Practicing deep belly breathing for a few minutes daily reduces stress,
improves lung function, and balances the nervous system.
Avoid drinking water immediately after meals, as it dilutes digestive enzymes
and slows digestion. Wait at least 30 minutes.
Chewing food thoroughly until it becomes a paste helps digestion and
ensures better nutrient absorption.
Opt for rock salt over refined salt, as it is less processed, contains essential
minerals, and balances the doshas effectively.
Moringa (Drumstick) is rich in antioxidants, vitamins, and minerals,
enhancing energy levels and boosting immunity.

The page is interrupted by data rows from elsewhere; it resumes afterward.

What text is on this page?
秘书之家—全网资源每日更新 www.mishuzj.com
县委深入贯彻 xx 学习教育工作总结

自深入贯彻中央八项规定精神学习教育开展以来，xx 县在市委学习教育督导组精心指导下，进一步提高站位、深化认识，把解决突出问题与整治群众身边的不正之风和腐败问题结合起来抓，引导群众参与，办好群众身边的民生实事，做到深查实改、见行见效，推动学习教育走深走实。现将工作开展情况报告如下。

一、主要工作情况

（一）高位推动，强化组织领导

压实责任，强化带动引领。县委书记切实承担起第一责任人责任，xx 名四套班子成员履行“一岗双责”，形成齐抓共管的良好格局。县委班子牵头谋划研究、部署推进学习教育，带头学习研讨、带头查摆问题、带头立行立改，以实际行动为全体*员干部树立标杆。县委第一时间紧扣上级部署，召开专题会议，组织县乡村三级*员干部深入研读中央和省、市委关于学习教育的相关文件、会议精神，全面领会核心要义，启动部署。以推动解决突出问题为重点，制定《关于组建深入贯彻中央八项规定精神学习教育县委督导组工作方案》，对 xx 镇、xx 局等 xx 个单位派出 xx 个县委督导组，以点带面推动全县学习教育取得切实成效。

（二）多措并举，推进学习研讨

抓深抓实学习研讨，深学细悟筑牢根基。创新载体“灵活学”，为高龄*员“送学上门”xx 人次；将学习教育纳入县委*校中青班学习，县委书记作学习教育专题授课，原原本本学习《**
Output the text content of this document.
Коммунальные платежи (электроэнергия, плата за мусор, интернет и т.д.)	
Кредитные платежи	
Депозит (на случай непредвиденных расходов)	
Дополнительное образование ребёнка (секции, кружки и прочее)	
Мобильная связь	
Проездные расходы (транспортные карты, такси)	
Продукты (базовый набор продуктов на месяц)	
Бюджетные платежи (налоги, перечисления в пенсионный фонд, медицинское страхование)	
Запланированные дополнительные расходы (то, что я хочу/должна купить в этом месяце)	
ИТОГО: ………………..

Soaking almonds, walnuts, and other nuts overnight reduces anti-nutrients,
making them easier to digest and enhancing nutrient absorption.
Avoid eating raw and cooked food together, as it can confuse digestion
and lead to toxin formation.
Drinking buttermilk after meals aids digestion, prevents bloating,
and enhances gut flora.
Breathe through your nose, not your mouth, to filter, warm, and moisten the
air before it reaches your lungs, improving oxygen absorption and
overall immunity.
Massaging the soles of your feet with castor oil before sleeping calms the
nervous system and promotes sound sleep.
Incorporate all six tastes—sweet, sour, salty, bitter, pungent, and astringent
in your meals to balance doshas and
promote better digestion.
Avoid eating heavy meals after sunset, as it burdens digestion and disturbs
sleep quality. Opt for light, easy-to-digest foods at night.
Adding ginger to your meals stimulates digestion, reduces bloating, and
aids in better nutrient absorption.
Drinking water stored in a copper vessel overnight balances all three doshas
and has antimicrobial properties that promote gut health.